Die Stürme sind noch nicht wirklich vorbei – jedenfalls ganz sicher nicht der regulatorische Tsunami. In der Schweiz ist man bemüht, Schritt zu halten und das Regulierungskleid so anzupassen, dass sich ihr global ausgerichteter Finanzplatz unter den neuen Bedingungen möglichst gut bewegen kann. Das ist prinzipiell richtig. Wir sind ein globales Finanzzentrum. Das heisst, wir müssen nach internationalem Standard reguliert sein.

Regulierungsanpassung ohne Fokus

Nun versucht man hierzulande aber in die neuen Regulierungswerke regelmässig Dinge hineinzupacken, die mit einem internationalen Standard nichts zu tun haben. Im Finanzdienstleistungsgesetz (Fidleg) sind es ein Register grenzüberschreitend tätiger Finanzdienstleister, ein Sonderzivilprozessrecht mit Beweislastumkehr, ein Prozesskostenfonds, eine Verbandsklage und ein Gruppenvergleichsverfahren.

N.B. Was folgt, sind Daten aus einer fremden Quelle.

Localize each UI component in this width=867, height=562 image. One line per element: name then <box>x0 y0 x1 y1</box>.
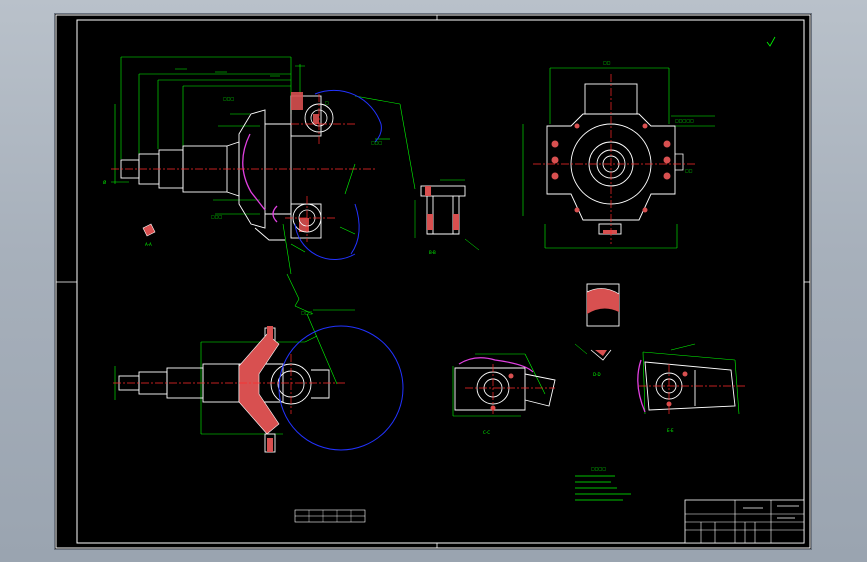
svg-text:□□□□□: □□□□□ <box>675 118 694 123</box>
lower-view[interactable] <box>113 313 404 453</box>
svg-text:Ø: Ø <box>103 180 106 185</box>
title-block[interactable] <box>294 499 805 544</box>
section-a[interactable]: B-B <box>414 179 480 255</box>
technical-notes: □□□□ <box>575 466 631 501</box>
main-view[interactable]: Ø □ □□□ □□□ □□□ □□□ <box>103 56 416 315</box>
svg-text:C-C: C-C <box>483 430 490 435</box>
svg-text:D-D: D-D <box>593 372 601 377</box>
cad-drawing-canvas[interactable]: Ø □ □□□ □□□ □□□ □□□ A-A B-B □□ □□□□□ □□ … <box>55 14 811 549</box>
svg-text:□□: □□ <box>603 60 611 65</box>
inner-border <box>76 19 805 544</box>
svg-text:□□□: □□□ <box>301 310 313 315</box>
svg-text:□□: □□ <box>685 168 693 173</box>
top-view[interactable]: □□ □□□□□ □□ <box>522 60 715 249</box>
side-view[interactable]: E-E <box>637 343 745 433</box>
svg-text:□: □ <box>325 100 329 105</box>
outer-border <box>55 14 811 549</box>
section-c[interactable]: C-C <box>452 353 556 435</box>
svg-text:□□□: □□□ <box>211 214 223 219</box>
svg-text:□□□: □□□ <box>371 140 383 145</box>
svg-text:□□□: □□□ <box>223 96 235 101</box>
detail-e[interactable]: D-D <box>574 283 620 377</box>
svg-text:E-E: E-E <box>667 428 674 433</box>
svg-text:B-B: B-B <box>429 250 436 255</box>
svg-text:□□□□: □□□□ <box>591 466 606 471</box>
roughness-symbol <box>766 36 776 47</box>
drawing-sheet: Ø □ □□□ □□□ □□□ □□□ A-A B-B □□ □□□□□ □□ … <box>55 14 811 549</box>
svg-text:A-A: A-A <box>145 242 152 247</box>
detail-small-left: A-A <box>142 223 156 247</box>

Und beim Finanzinstitutsgesetz (Finig) fragt man sich überhaupt, wozu man ein ganz neues Gesetz braucht, wenn es nur darum geht, alle Finanzdienstleister einer Aufsicht zu unterstellen.

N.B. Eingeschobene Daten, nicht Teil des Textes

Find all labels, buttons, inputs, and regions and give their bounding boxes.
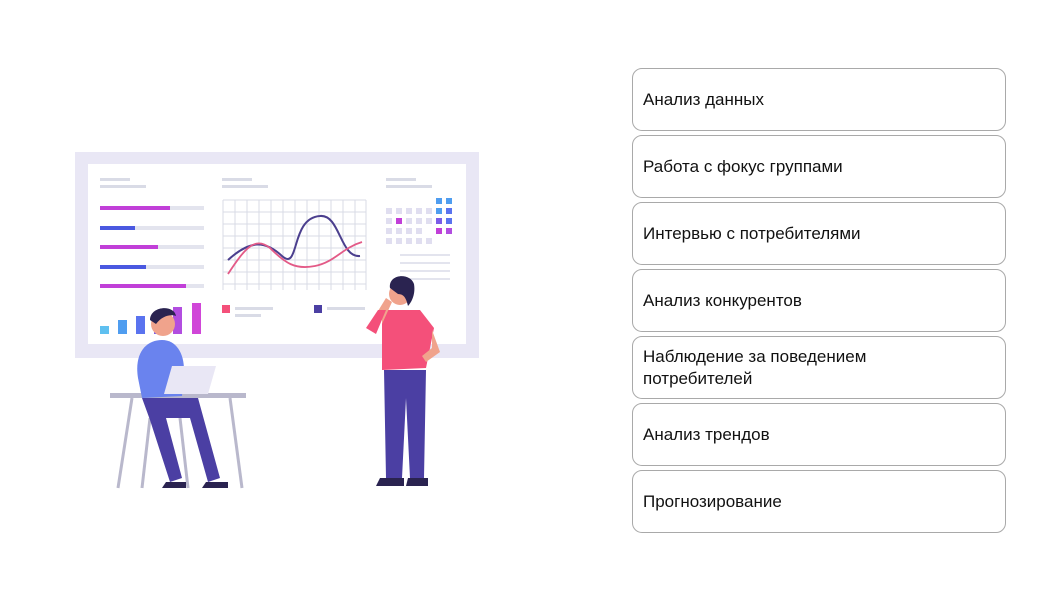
list-item-label: Наблюдение за поведением потребителей bbox=[643, 346, 867, 388]
list-item-label: Работа с фокус группами bbox=[643, 156, 843, 176]
list-item-competitor-analysis[interactable]: Анализ конкурентов bbox=[632, 269, 1006, 332]
list-item-data-analysis[interactable]: Анализ данных bbox=[632, 68, 1006, 131]
list-item-label: Интервью с потребителями bbox=[643, 223, 861, 243]
list-item-trend-analysis[interactable]: Анализ трендов bbox=[632, 403, 1006, 466]
list-item-label: Анализ данных bbox=[643, 89, 764, 109]
list-item-label: Прогнозирование bbox=[643, 491, 782, 511]
list-item-consumer-interviews[interactable]: Интервью с потребителями bbox=[632, 202, 1006, 265]
list-item-focus-groups[interactable]: Работа с фокус группами bbox=[632, 135, 1006, 198]
list-item-label: Анализ конкурентов bbox=[643, 290, 802, 310]
analytics-illustration bbox=[75, 152, 479, 489]
methods-list: Анализ данных Работа с фокус группами Ин… bbox=[632, 68, 1006, 537]
list-item-label: Анализ трендов bbox=[643, 424, 770, 444]
list-item-behavior-observation[interactable]: Наблюдение за поведением потребителей bbox=[632, 336, 1006, 399]
list-item-forecasting[interactable]: Прогнозирование bbox=[632, 470, 1006, 533]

Von Rachegefühlen getrieben

Man hat hier den Eindruck, dass man mit heissen Rachegelüsten am Werk ist: Nun soll dem Finanzsektor gründlich der Tarif durchgegeben werden. Und man will es den eigenen Banken noch gründlicher heimzahlen als andere Länder ihren Banken. Gewisse Schweizer – so scheint es – lieben ihre eigenen Banken noch weniger als die Fremden und setzen sie damit in den Nachteil.

Aber wie immer, wenn jemand von Rache getrieben ist, schadet er sich damit am Ende selbst am meisten. Leidtragend ist die eigene Wirtschaft, die eigenen Arbeitsplätze, der eigene Wohlstand.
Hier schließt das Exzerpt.